One of the fundamental historical lessons to be learned from past failures to prevent the rise of fascism is the decisive and indispensable character of the fight against fascism in its incipient phases. Once allowed to conquer ground, its growth is facilitated in geometric proportion. Although the most unbridled expressions of the fascist menace are still tied to the racist domination of Blacks, Chicanos, Puerto Ricans, Indians, it lurks under the surface wherever there is potential resistance to the power of monopoly capital, the parasitic interests which control this society. Potentially it can profoundly worsen the conditions of existence for the average American citizen. Consequently, the masses of people in this country have a real, direct and material stake in the struggle to free political prisoners, the struggle to abolish the prison system in its present form, the struggle against all dimensions of racism.
No one should fail to take heed of Georgi Dimitrov’s warning: “Whoever does not fight the growth of fascism at these preparatory stages is not in a position to prevent the victory of fascism, but, on the contrary, facilitates that victory” (Report to the Seventh Congress of the Communist International, 1935). The only effective guarantee against the victory of facism is an indivisible mass movement which refuses to conduct business as usual as long as repression rages on. It is only natural that Blacks and other Third World peoples must lead this movement, for we are the first and most deeply injured victims of fascism. But it must embrace all potential victims and, most important, all working-class people, for the key to the triumph of fascism is its ideological victory over the entire working class. Given the eruption of a severe economic crisis, the door to such an ideological victory can be opened by the active approval or passive toleration of racism. It is essential that white workers become conscious that historically, through their acquiescence in the capitalist-inspired oppression of Blacks, they have only rendered themselves more vulnerable to attack.
The pivotal struggle which must be waged in the ranks of the working class is consequently the open, unreserved battle against entrenched racism. The white worker must become conscious of the threads which bind him to a James Johnson, Black autoworker, member of UAW, and a political prisoner presently facing charges for the killings of two foremen and a job setter. The merciless proliferation of the power of monopoly capital may ultimately push him inexorably down the very same path of desperation. No potential victim of the fascist terror should be without the knowledge that the greatest menace to racism and fascism is unity!
Marin County Jail
May, 1971
* Angela Y. Davis, „Masked Racism: Reflections on the Prison Industrial Complex“, in: Colorlines, 10. September 1998. Online: www.colorlines.com/articles/masked-racism-reflections-prison-industrial-complex.

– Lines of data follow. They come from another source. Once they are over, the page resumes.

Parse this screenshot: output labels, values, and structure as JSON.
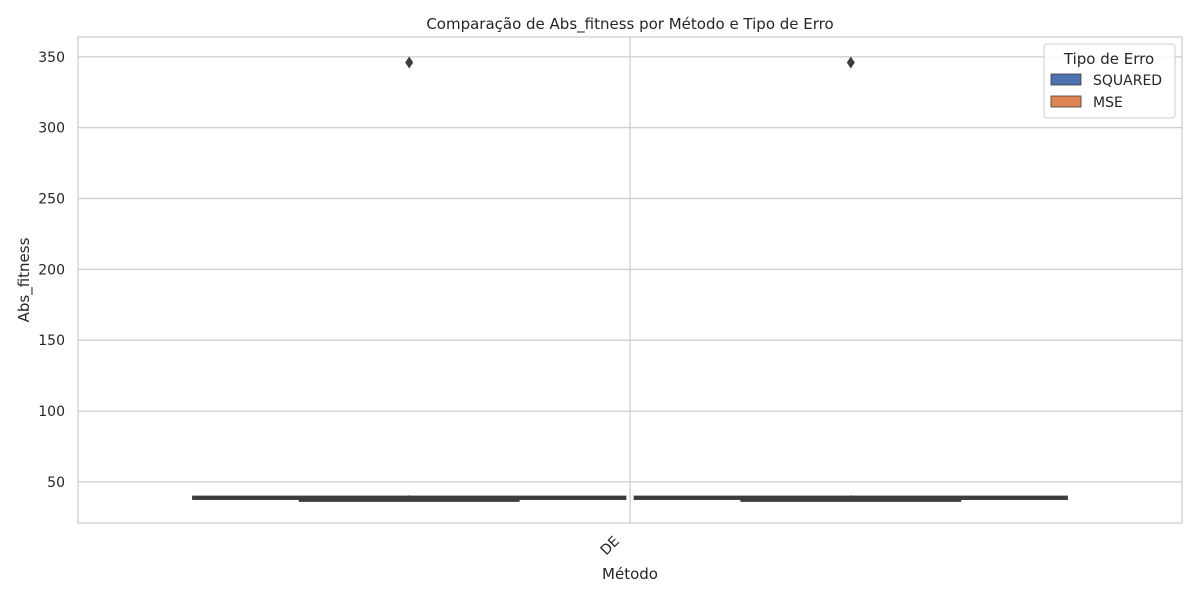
{
  "chart_data": {
    "type": "box",
    "title": "Comparação de Abs_fitness por Método e Tipo de Erro",
    "xlabel": "Método",
    "ylabel": "Abs_fitness",
    "categories": [
      "DE"
    ],
    "ylim": [
      21.0,
      364.0
    ],
    "yticks": [
      50,
      100,
      150,
      200,
      250,
      300,
      350
    ],
    "grid": true,
    "legend": {
      "title": "Tipo de Erro",
      "position": "top-right"
    },
    "series": [
      {
        "name": "SQUARED",
        "color": "#4c72b0",
        "boxes": [
          {
            "category": "DE",
            "whisker_low": 37.0,
            "q1": 37.8,
            "median": 38.8,
            "q3": 39.8,
            "whisker_high": 40.5,
            "outliers": [
              346.0
            ]
          }
        ]
      },
      {
        "name": "MSE",
        "color": "#dd8452",
        "boxes": [
          {
            "category": "DE",
            "whisker_low": 37.0,
            "q1": 37.8,
            "median": 38.8,
            "q3": 39.8,
            "whisker_high": 40.5,
            "outliers": [
              346.0
            ]
          }
        ]
      }
    ]
  }
}
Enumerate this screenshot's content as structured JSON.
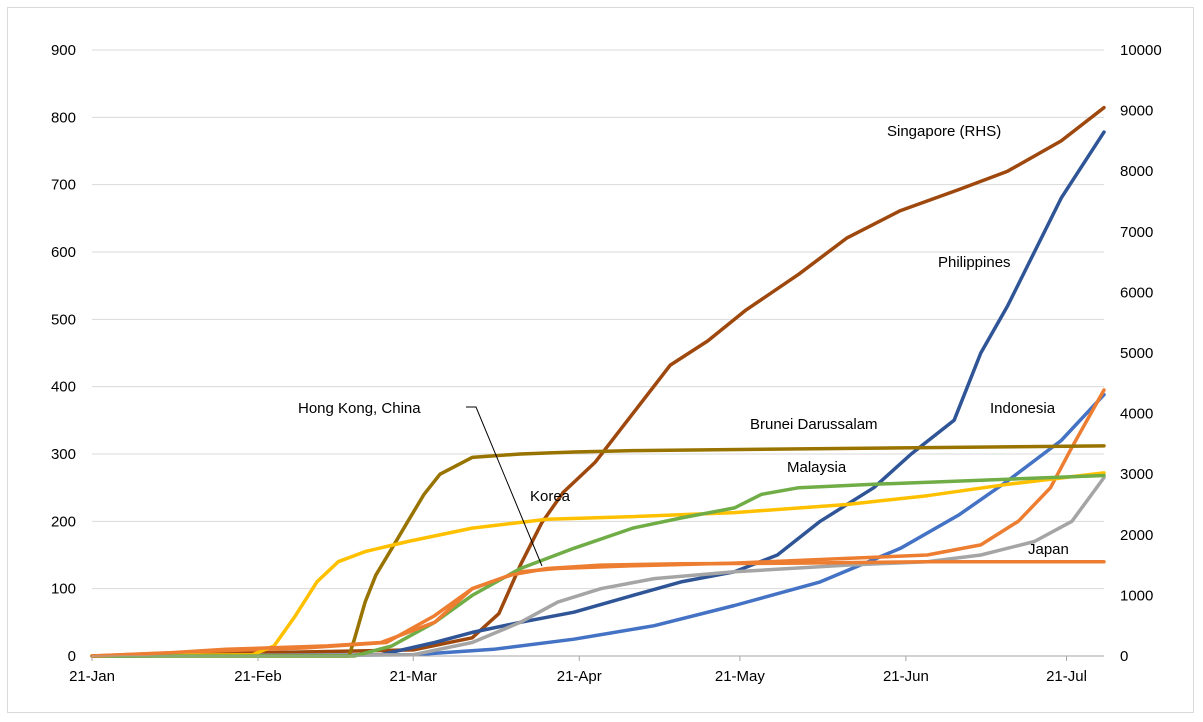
{
  "chart_data": {
    "type": "line",
    "title": "",
    "xlabel": "",
    "ylabel": "",
    "y_left_lim": [
      0,
      900
    ],
    "y_right_lim": [
      0,
      10000
    ],
    "y_left_ticks": [
      "0",
      "100",
      "200",
      "300",
      "400",
      "500",
      "600",
      "700",
      "800",
      "900"
    ],
    "y_right_ticks": [
      "0",
      "1000",
      "2000",
      "3000",
      "4000",
      "5000",
      "6000",
      "7000",
      "8000",
      "9000",
      "10000"
    ],
    "x_ticks": [
      {
        "label": "21-Jan",
        "date": "2020-01-21"
      },
      {
        "label": "21-Feb",
        "date": "2020-02-21"
      },
      {
        "label": "21-Mar",
        "date": "2020-03-21"
      },
      {
        "label": "21-Apr",
        "date": "2020-04-21"
      },
      {
        "label": "21-May",
        "date": "2020-05-21"
      },
      {
        "label": "21-Jun",
        "date": "2020-06-21"
      },
      {
        "label": "21-Jul",
        "date": "2020-07-21"
      }
    ],
    "grid": "horizontal",
    "legend": "inline labels",
    "series": [
      {
        "name": "Singapore (RHS)",
        "color": "#9e480e",
        "axis": "right",
        "points": [
          [
            "2020-01-21",
            0
          ],
          [
            "2020-03-21",
            100
          ],
          [
            "2020-04-01",
            300
          ],
          [
            "2020-04-06",
            700
          ],
          [
            "2020-04-10",
            1500
          ],
          [
            "2020-04-14",
            2200
          ],
          [
            "2020-04-18",
            2700
          ],
          [
            "2020-04-24",
            3200
          ],
          [
            "2020-05-01",
            4000
          ],
          [
            "2020-05-08",
            4800
          ],
          [
            "2020-05-15",
            5200
          ],
          [
            "2020-05-22",
            5700
          ],
          [
            "2020-06-01",
            6300
          ],
          [
            "2020-06-10",
            6900
          ],
          [
            "2020-06-20",
            7350
          ],
          [
            "2020-07-01",
            7700
          ],
          [
            "2020-07-10",
            8000
          ],
          [
            "2020-07-20",
            8500
          ],
          [
            "2020-07-28",
            9050
          ]
        ]
      },
      {
        "name": "Philippines",
        "color": "#2f5597",
        "axis": "left",
        "points": [
          [
            "2020-01-21",
            0
          ],
          [
            "2020-03-15",
            2
          ],
          [
            "2020-03-25",
            20
          ],
          [
            "2020-04-01",
            35
          ],
          [
            "2020-04-10",
            50
          ],
          [
            "2020-04-20",
            65
          ],
          [
            "2020-05-01",
            90
          ],
          [
            "2020-05-10",
            110
          ],
          [
            "2020-05-20",
            125
          ],
          [
            "2020-05-28",
            150
          ],
          [
            "2020-06-05",
            200
          ],
          [
            "2020-06-15",
            250
          ],
          [
            "2020-06-22",
            300
          ],
          [
            "2020-06-30",
            350
          ],
          [
            "2020-07-05",
            450
          ],
          [
            "2020-07-10",
            520
          ],
          [
            "2020-07-15",
            600
          ],
          [
            "2020-07-20",
            680
          ],
          [
            "2020-07-28",
            778
          ]
        ]
      },
      {
        "name": "Indonesia",
        "color": "#4472c4",
        "axis": "left",
        "points": [
          [
            "2020-01-21",
            0
          ],
          [
            "2020-03-21",
            2
          ],
          [
            "2020-04-05",
            10
          ],
          [
            "2020-04-20",
            25
          ],
          [
            "2020-05-05",
            45
          ],
          [
            "2020-05-20",
            75
          ],
          [
            "2020-06-05",
            110
          ],
          [
            "2020-06-20",
            160
          ],
          [
            "2020-07-01",
            210
          ],
          [
            "2020-07-10",
            260
          ],
          [
            "2020-07-20",
            320
          ],
          [
            "2020-07-28",
            388
          ]
        ]
      },
      {
        "name": "Japan (orange)",
        "color": "#ed7d31",
        "axis": "left",
        "points": [
          [
            "2020-01-21",
            0
          ],
          [
            "2020-02-15",
            8
          ],
          [
            "2020-03-01",
            12
          ],
          [
            "2020-03-16",
            20
          ],
          [
            "2020-03-25",
            60
          ],
          [
            "2020-04-01",
            100
          ],
          [
            "2020-04-10",
            125
          ],
          [
            "2020-04-17",
            130
          ],
          [
            "2020-05-01",
            134
          ],
          [
            "2020-05-20",
            138
          ],
          [
            "2020-06-10",
            145
          ],
          [
            "2020-06-25",
            150
          ],
          [
            "2020-07-05",
            165
          ],
          [
            "2020-07-12",
            200
          ],
          [
            "2020-07-18",
            250
          ],
          [
            "2020-07-22",
            310
          ],
          [
            "2020-07-28",
            395
          ]
        ]
      },
      {
        "name": "Japan",
        "color": "#a5a5a5",
        "axis": "left",
        "points": [
          [
            "2020-01-21",
            0
          ],
          [
            "2020-03-21",
            2
          ],
          [
            "2020-04-01",
            20
          ],
          [
            "2020-04-10",
            50
          ],
          [
            "2020-04-17",
            80
          ],
          [
            "2020-04-25",
            100
          ],
          [
            "2020-05-05",
            115
          ],
          [
            "2020-05-20",
            125
          ],
          [
            "2020-06-10",
            135
          ],
          [
            "2020-06-25",
            140
          ],
          [
            "2020-07-05",
            150
          ],
          [
            "2020-07-15",
            170
          ],
          [
            "2020-07-22",
            200
          ],
          [
            "2020-07-28",
            265
          ]
        ]
      },
      {
        "name": "Brunei Darussalam",
        "color": "#997300",
        "axis": "left",
        "points": [
          [
            "2020-01-21",
            0
          ],
          [
            "2020-03-09",
            0
          ],
          [
            "2020-03-10",
            25
          ],
          [
            "2020-03-12",
            80
          ],
          [
            "2020-03-14",
            120
          ],
          [
            "2020-03-17",
            160
          ],
          [
            "2020-03-20",
            200
          ],
          [
            "2020-03-23",
            240
          ],
          [
            "2020-03-26",
            270
          ],
          [
            "2020-04-01",
            295
          ],
          [
            "2020-04-10",
            300
          ],
          [
            "2020-04-20",
            303
          ],
          [
            "2020-05-01",
            305
          ],
          [
            "2020-07-28",
            312
          ]
        ]
      },
      {
        "name": "Korea",
        "color": "#ffc000",
        "axis": "left",
        "points": [
          [
            "2020-01-21",
            0
          ],
          [
            "2020-02-20",
            2
          ],
          [
            "2020-02-24",
            15
          ],
          [
            "2020-02-28",
            60
          ],
          [
            "2020-03-03",
            110
          ],
          [
            "2020-03-07",
            140
          ],
          [
            "2020-03-12",
            155
          ],
          [
            "2020-03-20",
            170
          ],
          [
            "2020-04-01",
            190
          ],
          [
            "2020-04-15",
            203
          ],
          [
            "2020-05-01",
            207
          ],
          [
            "2020-05-20",
            213
          ],
          [
            "2020-06-10",
            225
          ],
          [
            "2020-06-25",
            238
          ],
          [
            "2020-07-10",
            255
          ],
          [
            "2020-07-28",
            272
          ]
        ]
      },
      {
        "name": "Malaysia",
        "color": "#70ad47",
        "axis": "left",
        "points": [
          [
            "2020-01-21",
            0
          ],
          [
            "2020-03-10",
            0
          ],
          [
            "2020-03-17",
            15
          ],
          [
            "2020-03-25",
            50
          ],
          [
            "2020-04-01",
            90
          ],
          [
            "2020-04-10",
            130
          ],
          [
            "2020-04-20",
            160
          ],
          [
            "2020-05-01",
            190
          ],
          [
            "2020-05-10",
            205
          ],
          [
            "2020-05-20",
            220
          ],
          [
            "2020-05-25",
            240
          ],
          [
            "2020-06-01",
            250
          ],
          [
            "2020-06-15",
            255
          ],
          [
            "2020-07-28",
            268
          ]
        ]
      },
      {
        "name": "Hong Kong, China",
        "color": "#ed7d31",
        "axis": "left",
        "points": [
          [
            "2020-01-21",
            0
          ],
          [
            "2020-02-05",
            5
          ],
          [
            "2020-02-15",
            10
          ],
          [
            "2020-03-05",
            15
          ],
          [
            "2020-03-15",
            20
          ],
          [
            "2020-03-25",
            50
          ],
          [
            "2020-04-01",
            100
          ],
          [
            "2020-04-08",
            120
          ],
          [
            "2020-04-15",
            130
          ],
          [
            "2020-04-25",
            135
          ],
          [
            "2020-05-10",
            137
          ],
          [
            "2020-06-01",
            138
          ],
          [
            "2020-06-25",
            140
          ],
          [
            "2020-07-28",
            140
          ]
        ]
      }
    ],
    "labels": [
      {
        "text": "Singapore (RHS)"
      },
      {
        "text": "Philippines"
      },
      {
        "text": "Indonesia"
      },
      {
        "text": "Brunei Darussalam"
      },
      {
        "text": "Hong Kong, China"
      },
      {
        "text": "Malaysia"
      },
      {
        "text": "Korea"
      },
      {
        "text": "Japan"
      }
    ]
  }
}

1 Herbert Aptheker quoted in William Z. Foster, The Negro People in American History (New York: International Publishers, 1954), pp. 169–70.
2 Louis Adamic, Dynamite: The History of Class Violence in America (Gloucester, MA: Peter Smith, 1963), p. 312.
3 Herbert Aptheker, Nat Turner’s Slave Rebellion (New York: Grove Press, 1968), p. 45. According to Aptheker these are not Nat Turner’s exact words.
4 W. E. B. Du Bois, Autobiography of W. E. B. Du Bois (New York: International Publishers,1968), p. 390.
5 Karl Marx, "The Class Struggle in France," in A Handbook of Marxism (New York: International Publishers, 1935), p. 109.